Las alarmas que se han ido activando en los últimos tiempos han puesto más de relieve los aspectos problemáticos y las carencias que las fortalezas que han permitido esos grandes cambios estructurales. Y en ciertas ocasiones, los medios de comunicación han simplificado las evidentes complejidades del escenario educativo, buscando aquellos titulares que más llamativamente refuerzan ciertos prejuicios y apriorismos. En ese contexto deberíamos ver cómo se ha publicitado el reciente estudio de la Fundación SM que, bajo la dirección de Álvaro Marchesi, trataba de analizar las relaciones entre jóvenes docentes y sus colegas más veteranos. El estudio, realizado a través de un cuestionario enviado a más de 4.000 docentes y que fue contestado por unos 1.700 profesores, incluía una pregunta que no venía muy a cuento con relación al tema central del estudio y que de hecho ocupaba sólo uno de los 57 gráficos que resumían los principales hallazgos del tema jóvenes docentes-docentes experimentados. En esa pregunta se pedía la opinión del conjunto de los profesores sobre qué valoración hacían de los alumnos actuales con relación a los de hace unos años. La pregunta, planteada de manera equívoca desde mi punto de vista, permitía escoger entre las siguientes alternativas: "tienen más conocimientos", "son más felices", "son peores que los de hace unos años", "tienen más sentido de la justicia", "son similares a los de hace unos años". Como puede fácilmente observarse, no parece que sea sensato escoger entre alternativas que no tienen por qué ser excluyentes. Un alumno puede ser feliz y tener un gran sentido de la justicia, y comportarse peor, o puede perfectamente ser un pedazo de pan, desde la perspectiva del docente, y ser más bien infeliz y abúlico ante problemas colectivos.

Los periódicos del día 9 de octubre, que recogían las explicaciones de la rueda de prensa realizada por los impulsores del estudio, titulaban sin excepción: "Los alumnos de ahora son peores que los de hace años". La afirmación se basaba en el hecho de que el 55,5 % de los 1.600 profesores implicados en la encuesta así lo afirmaban, mientras que el resto dividía sus opciones entre "son similares" (26,3%), "son más felices" (7,3%), "tienen más conocimientos" (4,5%) o "tienen más sentido de la justicia" (2,2%).

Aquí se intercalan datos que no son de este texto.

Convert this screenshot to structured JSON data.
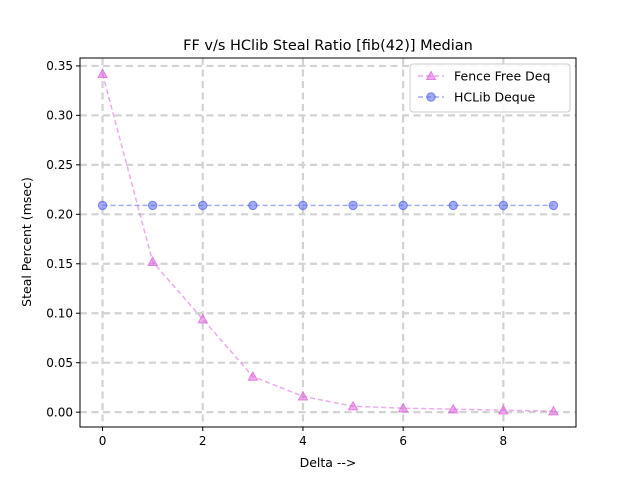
{
  "chart_data": {
    "type": "line",
    "title": "FF v/s HClib Steal Ratio [fib(42)] Median",
    "xlabel": "Delta -->",
    "ylabel": "Steal Percent (msec)",
    "xlim": [
      -0.45,
      9.45
    ],
    "ylim": [
      -0.015,
      0.358
    ],
    "x": [
      0,
      1,
      2,
      3,
      4,
      5,
      6,
      7,
      8,
      9
    ],
    "xticks": [
      0,
      2,
      4,
      6,
      8
    ],
    "xtick_labels": [
      "0",
      "2",
      "4",
      "6",
      "8"
    ],
    "yticks": [
      0.0,
      0.05,
      0.1,
      0.15,
      0.2,
      0.25,
      0.3,
      0.35
    ],
    "ytick_labels": [
      "0.00",
      "0.05",
      "0.10",
      "0.15",
      "0.20",
      "0.25",
      "0.30",
      "0.35"
    ],
    "grid": true,
    "legend_position": "top-right",
    "series": [
      {
        "name": "Fence Free Deq",
        "color": "#dd66dd",
        "marker": "triangle",
        "linestyle": "dashed",
        "values": [
          0.342,
          0.152,
          0.094,
          0.036,
          0.016,
          0.006,
          0.004,
          0.003,
          0.002,
          0.001
        ]
      },
      {
        "name": "HCLib Deque",
        "color": "#5566ee",
        "marker": "circle",
        "linestyle": "dashed",
        "values": [
          0.209,
          0.209,
          0.209,
          0.209,
          0.209,
          0.209,
          0.209,
          0.209,
          0.209,
          0.209
        ]
      }
    ]
  }
}
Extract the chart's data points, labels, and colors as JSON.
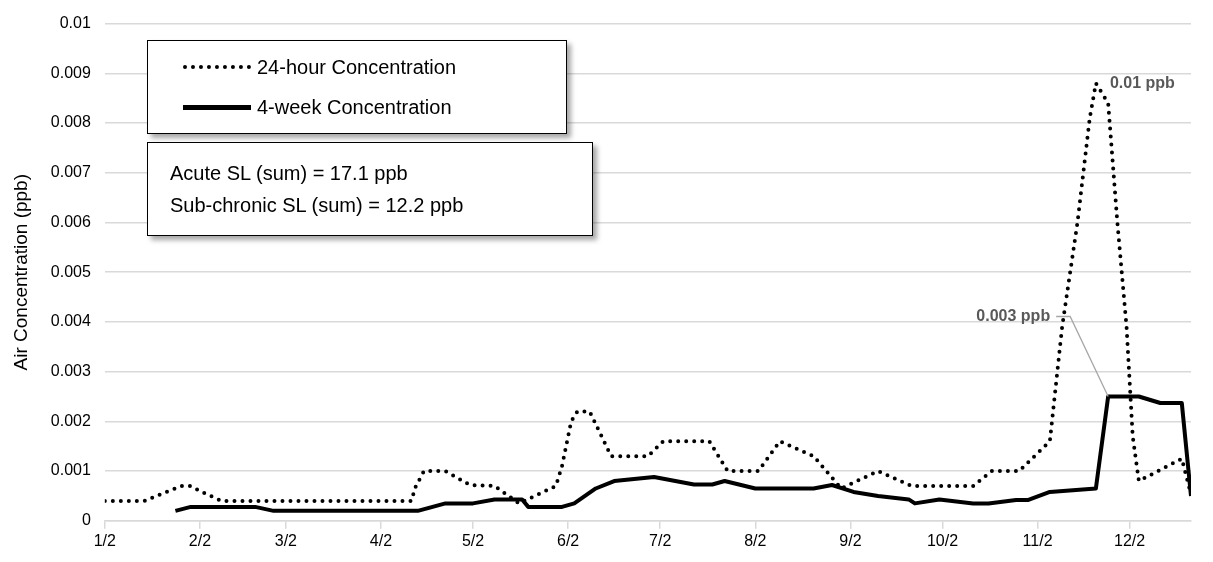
{
  "chart_data": {
    "type": "line",
    "ylabel": "Air Concentration (ppb)",
    "xlim": [
      "--01-02",
      "--12-22"
    ],
    "xticks": [
      {
        "value": "--01-02",
        "label": "1/2"
      },
      {
        "value": "--02-02",
        "label": "2/2"
      },
      {
        "value": "--03-02",
        "label": "3/2"
      },
      {
        "value": "--04-02",
        "label": "4/2"
      },
      {
        "value": "--05-02",
        "label": "5/2"
      },
      {
        "value": "--06-02",
        "label": "6/2"
      },
      {
        "value": "--07-02",
        "label": "7/2"
      },
      {
        "value": "--08-02",
        "label": "8/2"
      },
      {
        "value": "--09-02",
        "label": "9/2"
      },
      {
        "value": "--10-02",
        "label": "10/2"
      },
      {
        "value": "--11-02",
        "label": "11/2"
      },
      {
        "value": "--12-02",
        "label": "12/2"
      }
    ],
    "ylim": [
      0,
      0.01
    ],
    "yticks": [
      0,
      0.001,
      0.002,
      0.003,
      0.004,
      0.005,
      0.006,
      0.007,
      0.008,
      0.009,
      0.01
    ],
    "grid": "y",
    "legend": "top left",
    "marker": "none",
    "series": [
      {
        "name": "24-hour Concentration",
        "color": "#000000",
        "line_style": "dotted",
        "x": [
          "--01-02",
          "--01-15",
          "--01-22",
          "--01-27",
          "--01-30",
          "--02-02",
          "--02-09",
          "--04-12",
          "--04-13",
          "--04-16",
          "--04-23",
          "--05-01",
          "--05-09",
          "--05-17",
          "--05-29",
          "--05-31",
          "--06-03",
          "--06-05",
          "--06-09",
          "--06-16",
          "--06-28",
          "--07-03",
          "--07-18",
          "--07-24",
          "--08-03",
          "--08-10",
          "--08-21",
          "--08-30",
          "--09-11",
          "--09-22",
          "--10-12",
          "--10-18",
          "--10-27",
          "--11-06",
          "--11-10",
          "--11-15",
          "--11-19",
          "--11-21",
          "--11-25",
          "--11-28",
          "--12-01",
          "--12-03",
          "--12-05",
          "--12-19",
          "--12-22"
        ],
        "values": [
          0.0004,
          0.0004,
          0.00058,
          0.0007,
          0.0007,
          0.0006,
          0.0004,
          0.0004,
          0.00065,
          0.001,
          0.001,
          0.00072,
          0.0007,
          0.00035,
          0.0007,
          0.0011,
          0.002,
          0.0022,
          0.0022,
          0.0013,
          0.0013,
          0.0016,
          0.0016,
          0.001,
          0.001,
          0.0016,
          0.0013,
          0.00065,
          0.001,
          0.0007,
          0.0007,
          0.001,
          0.001,
          0.0016,
          0.0039,
          0.006,
          0.0081,
          0.0088,
          0.0084,
          0.006,
          0.0039,
          0.0017,
          0.0008,
          0.00125,
          0.00053
        ]
      },
      {
        "name": "4-week Concentration",
        "color": "#000000",
        "line_style": "solid",
        "x": [
          "--01-25",
          "--01-30",
          "--02-20",
          "--02-26",
          "--04-14",
          "--04-23",
          "--05-02",
          "--05-09",
          "--05-18",
          "--05-20",
          "--05-31",
          "--06-04",
          "--06-11",
          "--06-17",
          "--06-30",
          "--07-13",
          "--07-19",
          "--07-23",
          "--08-02",
          "--08-21",
          "--08-27",
          "--09-03",
          "--09-11",
          "--09-21",
          "--09-23",
          "--10-01",
          "--10-12",
          "--10-17",
          "--10-26",
          "--10-30",
          "--11-06",
          "--11-21",
          "--11-25",
          "--12-05",
          "--12-12",
          "--12-19",
          "--12-22"
        ],
        "values": [
          0.0002,
          0.00028,
          0.00028,
          0.0002,
          0.0002,
          0.00035,
          0.00035,
          0.00043,
          0.00043,
          0.00028,
          0.00028,
          0.00035,
          0.00065,
          0.0008,
          0.00088,
          0.00073,
          0.00073,
          0.0008,
          0.00065,
          0.00065,
          0.00072,
          0.00058,
          0.0005,
          0.00043,
          0.00035,
          0.00043,
          0.00035,
          0.00035,
          0.00042,
          0.00042,
          0.00058,
          0.00065,
          0.0025,
          0.0025,
          0.00237,
          0.00237,
          0.0005
        ]
      }
    ],
    "annotations": [
      "Acute SL (sum) = 17.1 ppb",
      "Sub-chronic SL (sum) = 12.2 ppb",
      {
        "text": "0.01 ppb",
        "x": "--11-21",
        "y": 0.0088
      },
      {
        "text": "0.003 ppb",
        "x": "--11-25",
        "y": 0.0025
      }
    ]
  }
}
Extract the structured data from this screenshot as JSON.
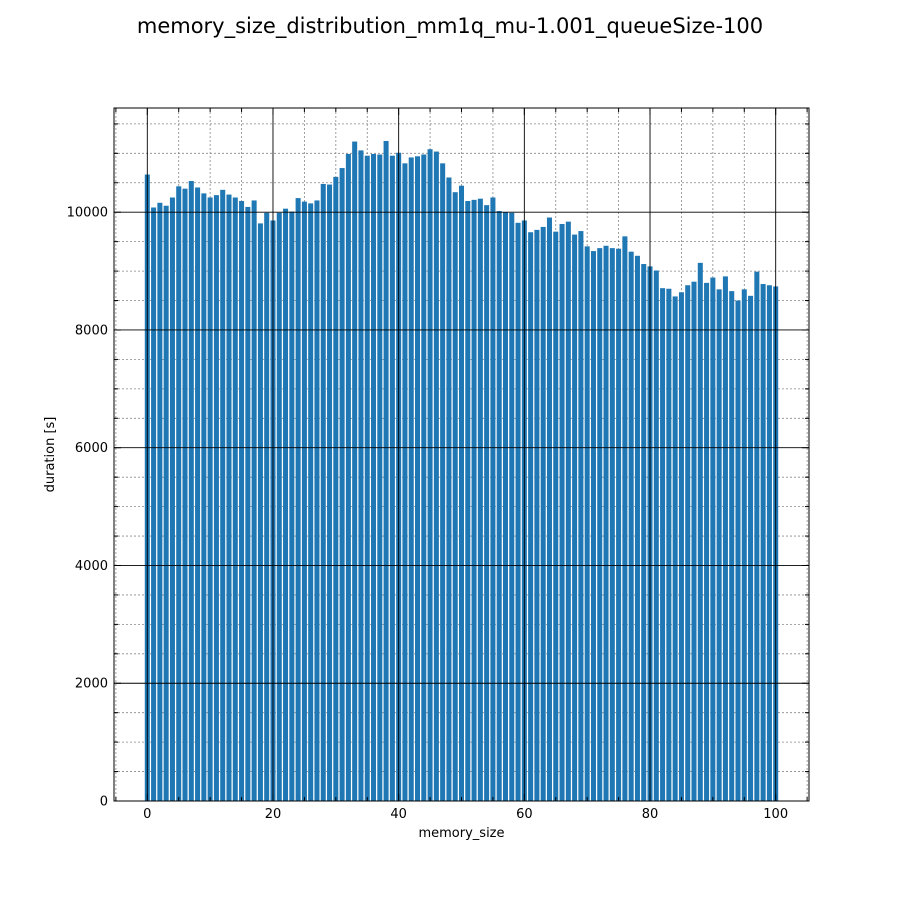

Los que más de acuerdo estaban con el empeoramiento de los alumnos eran los profesores que llevaban más de 30 años en la docencia, seguidos muy de cerca por los que llevaban menos de cuatro años. A la hora de explicar ese resultado, el resumen del estudio accesible en la web de la Fundación SM menciona los cambios sociales acaecidos, la mayor permisividad de los padres y el menor respeto hacia el profesor. En la rueda de prensa se mencionó también que "les cuesta más aprender, atender y estarse quietos". Los promotores del estudio quitaron hierro al tema asegurando que para los docentes "cualquier tiempo pasada fue mejor".

No salgo de mi asombro. Mi experiencia docente y mi experiencia como padre más bien me indica que los alumnos actuales son mucho más activos, inquietos e inconformistas de lo que éramos yo mismo y mis coetáneos 30 o 40 años atrás, actitudes todas ellas imprescindibles para moverse en un escenario de conocimientos constantemente cambiante. Sin duda esos tiempos no eran mejores que los actuales para muchos de los que teníamos que aguantar una pedagogía obsoleta, jerárquica, autoritaria y metodológicamente deductiva. Confundimos constantemente los temas. No dudo de las dificultades de los docentes en momentos como los actuales, en que todo se mueve, y cuando otros agentes de socialización y formación han tendido a delegar en la escuela muchas de las tareas que antes se compartían. Pero no hay nada peor que endosar la carga de la situación educativa a los alumnos, culpabilizándolos de problemas que deben ser compartidos y asumidos de manera colectiva.